In which I admit my cowardice

It’s become ‘too hard’ under certain circumstances to keep carving out the time for my writing. I cannot be expected to have the time or the energy or the imagination to keep it up when I’ve got 50 other things breathing down my grill. Writing is kind of a luxary for me.

See how easily it slips from the fingers?

It’s a lie. A silky, common, and socially expected lie.

When writing doesn’t just flow, when it’s an effort– when I am between workable ideas and buried in the same few paragraphs (ones that seem good, but that don’t know what they’re doing), or when I have just come off of 8+ hours of fixing other peoples’ stupidity and am just so bone and soul tired…

Oh but it’s just this story. It has to be unworkable and it’s taken me 18 months to see that. Christ, if I’d only gone to school I would have noticed much sooner…

I try and wait for the weekends, hoping that not having the alarm and the office will magically open up some space in my head. Full-fledged stories will drip freely out! It’ll be amazing!!one!eleven!!! Who cares that I have chores! It will all just magically happen…

These are all lies that I tell myself.  My wrongheadedness has gone so full circle that I don’t even need to look for excuses anymore. These are so well-crafted and cyclical that they just spring up, unbidden, even when I don’t particularly need them to. They just fly out of me and circle around as inevitable and heavy as the wafts of the garbage barges at Ashland & Clyborn.

Here is the simple truth:

I don’t always have the courage to write. To try. To just keep plugging away at the blank page without thinking forward. Overthinking.

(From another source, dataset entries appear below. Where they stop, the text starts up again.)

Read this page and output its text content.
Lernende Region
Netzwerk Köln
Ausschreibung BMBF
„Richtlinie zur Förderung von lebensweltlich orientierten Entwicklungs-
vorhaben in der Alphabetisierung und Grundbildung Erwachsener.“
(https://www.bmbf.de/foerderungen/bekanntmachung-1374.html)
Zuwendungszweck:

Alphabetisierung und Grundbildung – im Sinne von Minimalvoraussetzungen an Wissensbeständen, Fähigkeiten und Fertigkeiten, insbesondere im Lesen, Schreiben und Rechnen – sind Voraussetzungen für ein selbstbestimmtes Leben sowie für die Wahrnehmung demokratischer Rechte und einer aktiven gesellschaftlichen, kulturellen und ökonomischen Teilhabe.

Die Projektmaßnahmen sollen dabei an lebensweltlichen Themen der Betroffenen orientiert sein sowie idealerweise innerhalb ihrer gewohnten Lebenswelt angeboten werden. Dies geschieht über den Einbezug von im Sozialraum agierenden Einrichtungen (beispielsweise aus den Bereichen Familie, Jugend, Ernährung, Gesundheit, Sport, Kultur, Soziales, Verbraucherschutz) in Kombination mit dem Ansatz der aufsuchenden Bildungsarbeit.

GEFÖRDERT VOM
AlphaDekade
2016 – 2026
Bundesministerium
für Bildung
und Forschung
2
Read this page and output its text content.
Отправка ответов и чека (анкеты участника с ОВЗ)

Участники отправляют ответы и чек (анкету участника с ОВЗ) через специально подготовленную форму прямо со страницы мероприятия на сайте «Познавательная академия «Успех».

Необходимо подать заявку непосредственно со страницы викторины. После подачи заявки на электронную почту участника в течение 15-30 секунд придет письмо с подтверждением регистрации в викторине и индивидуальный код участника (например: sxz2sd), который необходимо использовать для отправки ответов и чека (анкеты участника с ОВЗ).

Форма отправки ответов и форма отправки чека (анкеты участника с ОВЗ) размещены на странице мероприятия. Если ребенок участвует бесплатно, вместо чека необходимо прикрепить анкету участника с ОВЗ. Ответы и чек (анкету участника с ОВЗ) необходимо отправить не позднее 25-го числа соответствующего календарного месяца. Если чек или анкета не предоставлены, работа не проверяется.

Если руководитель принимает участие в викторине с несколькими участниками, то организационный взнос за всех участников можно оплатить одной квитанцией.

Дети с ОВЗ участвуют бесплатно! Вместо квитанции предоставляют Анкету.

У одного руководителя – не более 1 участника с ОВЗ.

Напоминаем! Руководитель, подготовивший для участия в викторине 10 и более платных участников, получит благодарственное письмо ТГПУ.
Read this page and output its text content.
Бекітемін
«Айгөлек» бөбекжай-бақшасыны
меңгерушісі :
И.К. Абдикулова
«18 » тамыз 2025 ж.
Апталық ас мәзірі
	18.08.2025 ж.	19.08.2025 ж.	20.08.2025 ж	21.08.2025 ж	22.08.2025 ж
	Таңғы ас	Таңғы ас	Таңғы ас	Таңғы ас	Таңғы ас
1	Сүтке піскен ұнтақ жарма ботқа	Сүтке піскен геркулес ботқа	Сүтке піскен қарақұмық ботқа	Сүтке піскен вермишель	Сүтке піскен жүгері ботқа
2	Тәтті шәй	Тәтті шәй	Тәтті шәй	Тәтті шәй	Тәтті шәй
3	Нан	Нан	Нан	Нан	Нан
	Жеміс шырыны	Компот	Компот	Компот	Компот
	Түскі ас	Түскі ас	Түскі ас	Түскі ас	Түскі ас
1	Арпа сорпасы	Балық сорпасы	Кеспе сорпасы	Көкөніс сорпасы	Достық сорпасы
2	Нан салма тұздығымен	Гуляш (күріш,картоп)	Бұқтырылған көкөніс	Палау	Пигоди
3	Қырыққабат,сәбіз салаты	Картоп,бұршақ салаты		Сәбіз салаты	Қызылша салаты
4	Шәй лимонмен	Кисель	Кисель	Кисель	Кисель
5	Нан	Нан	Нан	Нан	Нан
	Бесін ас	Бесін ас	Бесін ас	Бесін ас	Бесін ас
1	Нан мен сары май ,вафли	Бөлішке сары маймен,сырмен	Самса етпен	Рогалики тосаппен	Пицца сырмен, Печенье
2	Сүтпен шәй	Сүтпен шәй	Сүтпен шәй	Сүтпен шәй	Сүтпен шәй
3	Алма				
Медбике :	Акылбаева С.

It’s a lot like my EMDR therapy. Even though its allowing me to do things I thought were impossible, I dread it. Sometimes even while I’m doing it. But I feel great rewards, just like writing. In fact, EMR is a kind of neurological writing. Rewriting, to be precise. I have the freedom to rewrite the past in my brain. I also have the freedom to rewrite the future, the possible, the almost not real on the page.

I am thankful for both, but I have a lot of trouble wielding these pens. I want to go all Johnny Wu style all over the place, but I need to make myself brave enough. I am hoping for courage.

~ by weltschmerz on April 26, 2009.

4 Responses to “In which I admit my cowardice”

  1. Writing is HARD. It’s OK to have trouble sometimes.

  2. Even if ’sometimes’ is more like ‘most of the time?’

  3. Yes.

  4. “bone and soul tired” is one of the most beautiful fragments I’ve ever read. In fact it makes me realise you like using bones as imagery in your writing. I still have in my head parts of a poem you gave me where you told me ‘your home is your bones’. You never know what someone might get from your writing.

    You criticise your writing in every particular, but a reader may be uplifted by a random piece or the whole. Frankly, it is not for you to judge the quality of your own work. Your craft yes, but your work no. Feel me?